Artificial breeding (AB) technician training, which started in March this year, has resumed after the delay caused by the alert level 4 lockdown, LIC says.
One hundred prospective new trainees have returned to their two-week AB course at training sites in Waikato, Northland, Taranaki, central South Island and Southland within the last month.
Three out of every four cows in New Zealand are sired by LIC bulls, making the role of LIC's AB technicians not only important to individual farmers, but critical to improving and preserving the country's dairy industry.
The training process is an intense two-week course with attendees having to pass the first week before moving on to the second week.

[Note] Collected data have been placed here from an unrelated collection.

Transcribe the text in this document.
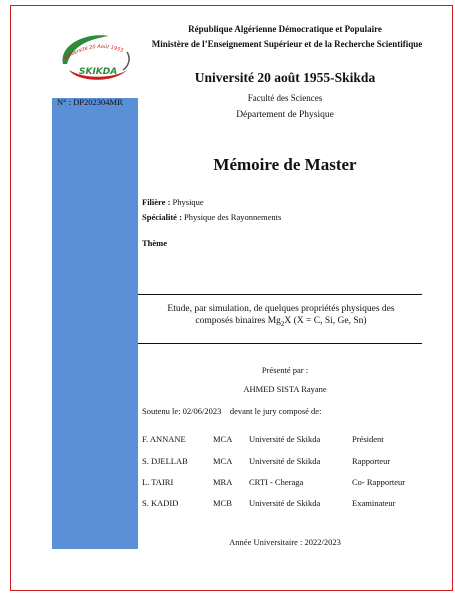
Université 20 Août 1955
SKIKDA
République Algérienne Démocratique et Populaire
Ministère de l’Enseignement Supérieur et de la Recherche Scientifique
Université 20 août 1955-Skikda
Faculté des Sciences
Département de Physique
N° : DP202304MR
Mémoire de Master
Filière : Physique
Spécialité : Physique des Rayonnements
Thème
Etude, par simulation, de quelques propriétés physiques des
composés binaires $Mg_2X$ (X = C, Si, Ge, Sn)
Présenté par :
AHMED SISTA Rayane
Soutenu le: 02/06/2023 devant le jury composé de:
F. ANNANE	MCA Université de Skikda	Président
S. DJELLAB	MCA Université de Skikda	Rapporteur
L. TAIRI	MRA CRTI - Cheraga	Co- Rapporteur
S. KADID	MCB Université de Skikda	Examinateur
Année Universitaire : 2022/2023
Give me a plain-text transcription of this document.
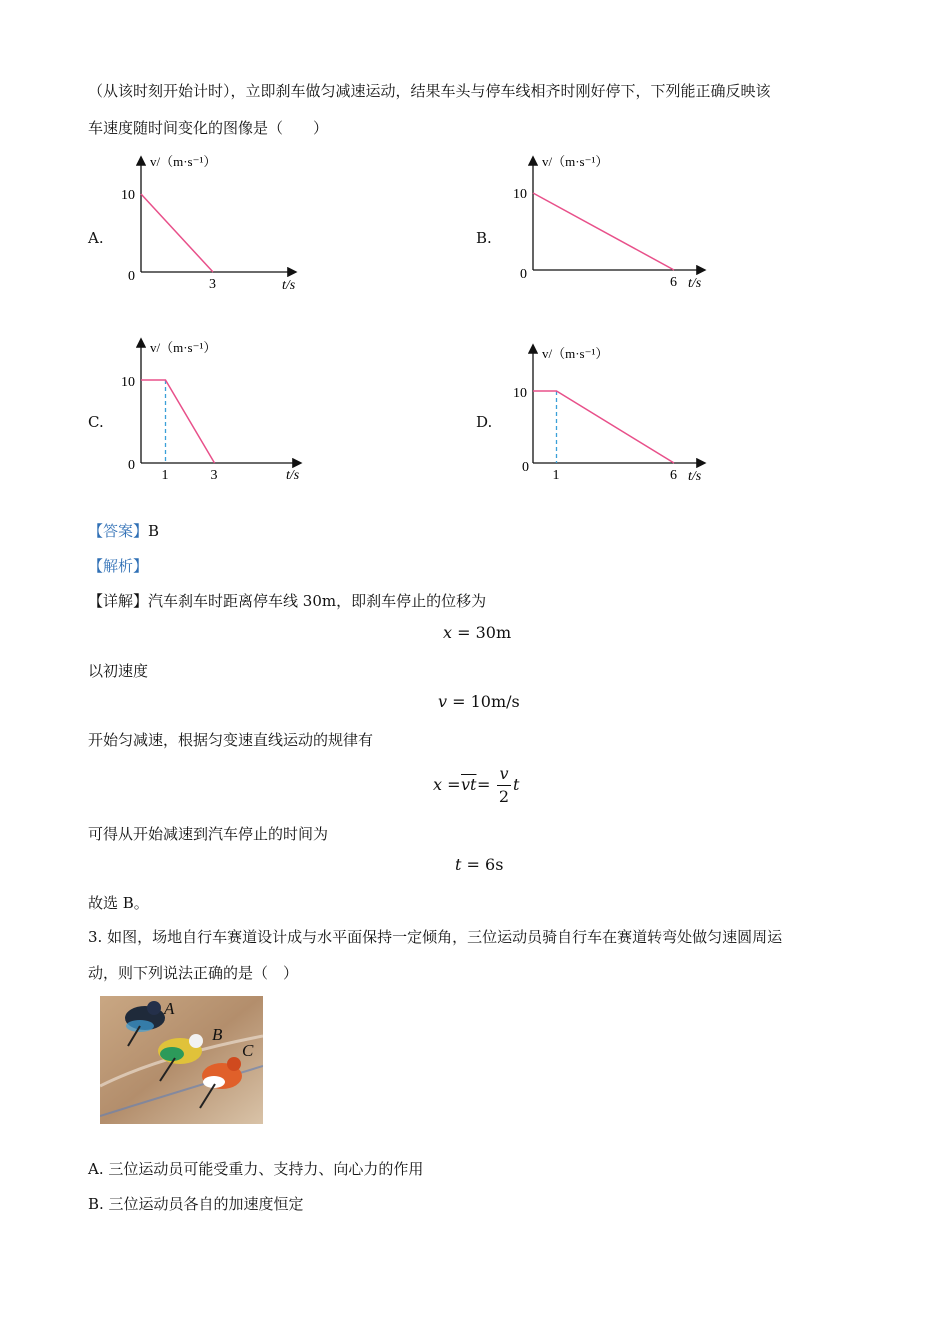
（从该时刻开始计时），立即刹车做匀减速运动，结果车头与停车线相齐时刚好停下，下列能正确反映该
车速度随时间变化的图像是（　　）
A.	B.
C.	D.
v/（m·s⁻¹）
10
0
t/s
3
v/（m·s⁻¹）
10
0
t/s
6
v/（m·s⁻¹）
10
0
t/s
1	3
v/（m·s⁻¹）
10
0
t/s
1	6
【答案】B
【解析】
【详解】汽车刹车时距离停车线 30m，即刹车停止的位移为
x = 30m
以初速度
v = 10m/s
开始匀减速，根据匀变速直线运动的规律有
$x = \overline{vt}$ =
v
2
t
可得从开始减速到汽车停止的时间为
t = 6s
故选 B。
3. 如图，场地自行车赛道设计成与水平面保持一定倾角，三位运动员骑自行车在赛道转弯处做匀速圆周运
动，则下列说法正确的是（　）
A
B
C
A. 三位运动员可能受重力、支持力、向心力的作用
B. 三位运动员各自的加速度恒定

Initially, trainees work on artificial cows to make sure the insemination technique is learnt.
The introduction of artificial cows by LIC in 2015, with silicon parts that have been made to resemble as close as possible the internal reproductive organs of a cow, is an initiative that has lifted the overall AB apprentice technician pass rate in recent years.
If a trainee passes this course, they will become an apprentice for 12 months and will go on to do AB in the spring with a senior technician who will guide and mentor them on the intricate processes on how to manage their own AB run.
During this time, LIC monitor their NRR (non-return rate) and trainees also complete some NZQA papers relative to their work.
If they obtain an acceptable NRR, and complete their papers, they qualify for a NZ Certificate in Artificial Insemination of Livestock, meaning they can become an AB technician for LIC.
The new recruits then become part of a team that inseminated over four million cattle last year, resulting in approximately $300 million genetic gain annually.
Who is a typical AB technician?
The role attracts people from all walks of life who are connected by the same passion for improving New Zealand's dairy industry, LIC's National Artificial Breeding Manager Dave Hale said.
"Most of our trainees have some farming background, but it is not a prerequisite. They do need to show an affinity to animals, passion, resilience, attention to detail, good communication skills (written and oral) and a willingness to succeed".
"The calibre of this year's new trainees is very high with people from across the country and a good split of men and women".
New recruit Lucy Aston, from Taupō, said that she loved her time as an assistant technician last year with her sister, and was looking forward to getting started again this year.
"I've been in the agriculture scene for a while as head shepherd for several years, so I have a real passion for the industry. I love the seasonal nature of the job, and despite it being only for a short time, you get a real sense of just how important this work is from your interaction with farmers."